Must-see items include two works by Käthe Kollwitz, La Carmagnole of 1901 and Helft Russland (‘Help Russia’) of 1921; In the Man’s Brain by Edvard Munch of 1897; Max Beckmann’s Adam and Eve of 1917 and Pablo Picasso’s The Frugal Meal of 1904.
The exhibition is organised by The Hunterian, University of Glasgow.
Picture by Gareth Jones
Home and Away: 30 September 2020 – TBC
Sudley House will feature the new exhibition
Home and Away , opening with the venue on 30 September featuring oil paintings of both foreign and local views. The foreign views all come from George Holt’s collection, housed at Sudley and inspired by his family’s interest in travel. There will also be a range of views of Liverpool and the local area in the 19 th century from the period in which the Holts lived at Sudley. The ‘home’ views largely come from the Walker Art Gallery’s collection. The display will include two works by John Atkinson Grimshaw as well as Jean-Léon Gérôme, Thomas Creswick, Frederick Goodall, Charles Trevor Prescott and Eduardo de Martino.

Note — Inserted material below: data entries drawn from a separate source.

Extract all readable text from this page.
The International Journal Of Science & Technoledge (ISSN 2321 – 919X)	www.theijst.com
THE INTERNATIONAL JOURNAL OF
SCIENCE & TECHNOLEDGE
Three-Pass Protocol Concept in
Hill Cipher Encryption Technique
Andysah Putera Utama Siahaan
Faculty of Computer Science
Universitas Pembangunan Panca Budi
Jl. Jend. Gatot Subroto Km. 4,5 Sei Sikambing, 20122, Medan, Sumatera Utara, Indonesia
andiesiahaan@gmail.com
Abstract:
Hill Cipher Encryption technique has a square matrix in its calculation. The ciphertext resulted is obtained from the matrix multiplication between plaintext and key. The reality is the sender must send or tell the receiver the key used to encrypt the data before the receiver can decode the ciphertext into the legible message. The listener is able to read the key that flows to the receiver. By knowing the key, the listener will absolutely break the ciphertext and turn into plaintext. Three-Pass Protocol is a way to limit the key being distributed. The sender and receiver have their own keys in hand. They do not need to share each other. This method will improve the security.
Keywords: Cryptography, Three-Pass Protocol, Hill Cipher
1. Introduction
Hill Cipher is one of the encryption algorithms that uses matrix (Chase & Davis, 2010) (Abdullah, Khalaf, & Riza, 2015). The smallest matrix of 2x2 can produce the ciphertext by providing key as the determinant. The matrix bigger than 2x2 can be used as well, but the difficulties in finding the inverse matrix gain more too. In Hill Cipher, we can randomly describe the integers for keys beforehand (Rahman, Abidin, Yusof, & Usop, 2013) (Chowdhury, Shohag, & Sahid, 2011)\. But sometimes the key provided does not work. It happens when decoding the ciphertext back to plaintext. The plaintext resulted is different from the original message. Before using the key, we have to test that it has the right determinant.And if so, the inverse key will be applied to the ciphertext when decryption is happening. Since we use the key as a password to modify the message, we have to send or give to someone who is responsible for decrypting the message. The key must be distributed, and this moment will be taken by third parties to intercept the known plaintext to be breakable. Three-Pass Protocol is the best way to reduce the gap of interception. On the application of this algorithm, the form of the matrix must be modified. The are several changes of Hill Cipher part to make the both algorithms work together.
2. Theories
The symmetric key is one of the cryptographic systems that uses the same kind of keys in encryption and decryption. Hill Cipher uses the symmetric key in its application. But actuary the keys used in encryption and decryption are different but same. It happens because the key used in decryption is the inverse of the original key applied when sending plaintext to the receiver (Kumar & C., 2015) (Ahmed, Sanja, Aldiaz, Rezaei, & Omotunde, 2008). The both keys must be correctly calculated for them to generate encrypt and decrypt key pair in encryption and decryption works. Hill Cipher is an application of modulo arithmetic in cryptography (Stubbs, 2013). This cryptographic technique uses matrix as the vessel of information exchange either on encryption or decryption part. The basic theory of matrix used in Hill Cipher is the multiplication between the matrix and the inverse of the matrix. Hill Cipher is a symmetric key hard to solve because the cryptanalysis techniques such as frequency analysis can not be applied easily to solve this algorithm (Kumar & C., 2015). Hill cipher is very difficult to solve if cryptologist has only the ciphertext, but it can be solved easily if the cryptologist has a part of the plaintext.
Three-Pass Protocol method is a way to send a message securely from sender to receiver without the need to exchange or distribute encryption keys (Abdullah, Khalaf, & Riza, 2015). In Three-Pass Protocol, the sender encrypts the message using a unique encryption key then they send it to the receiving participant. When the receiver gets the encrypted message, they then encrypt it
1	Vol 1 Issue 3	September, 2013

Holt began collecting around the late 1860s; by 1884 when the family moved to Sudley he already had over 200 paintings, drawings and prints. The display gives us a view into the collecting habits of a group of Liverpool merchants who purchased British paintings in the second half of the 19 th century. Holt’s is the only collection to survive intact, thanks to his daughter Emma who bequeathed it to the city of Liverpool in 1944
Jessie Petheram, curator of Home and Away said
: “We’re delighted to have been able to bring this group of paintings together at Sudley House. The exhibition is a wonderful chance for visitors to Sudley to get a greater understanding of the global, social and visual culture surrounding the Holt family. The John Atkinson Grimshaw and Charles Trevor Prescott views of Liverpool are perennially popular, with another highlight being a study by the important French artist Jean-Léon Gérôme (1824-1904) for ‘Circus Maximus, Rome’. The finished work is in the Art Institute of Chicago.
“Holt mainly seems to have collected British artists, but Gérôme is an exception. He was considered the world’s most famous living artist during his heyday, frequently painting scenes of Greek mythology, ancient history and Orientalism.”
The display shows the visual culture on offer to the Holt family, both in paintings and in their daily lives. It also shows that 19
th century Britain frequently looked outwards and as a wealthy merchant and owner of Sudley House, George Holt surrounded himself with art that demonstrated his involvement in this global context. Many societally held views were complex and troubling and viewed through the eyes of the British Empire.
NML is committed to becoming more transparent about the origins of its collections. The labels that accompany some of the paintings in
Home and Away detail how many of the buildings and areas of the city are strongly associated with Liverpool’s involvement in the Transatlantic Slave Trade. An example is the Town Hall which appears in two paintings on display. The building has carvings on the exterior which depict African people alongside elephants. This is a reference to the wealth Liverpool obtained from the African continent through the exploitation of its people and resources. It is also noted that Bold Street, painted by Charles Trevor Prescott, was named after the prominent slave trader Jonas Bold.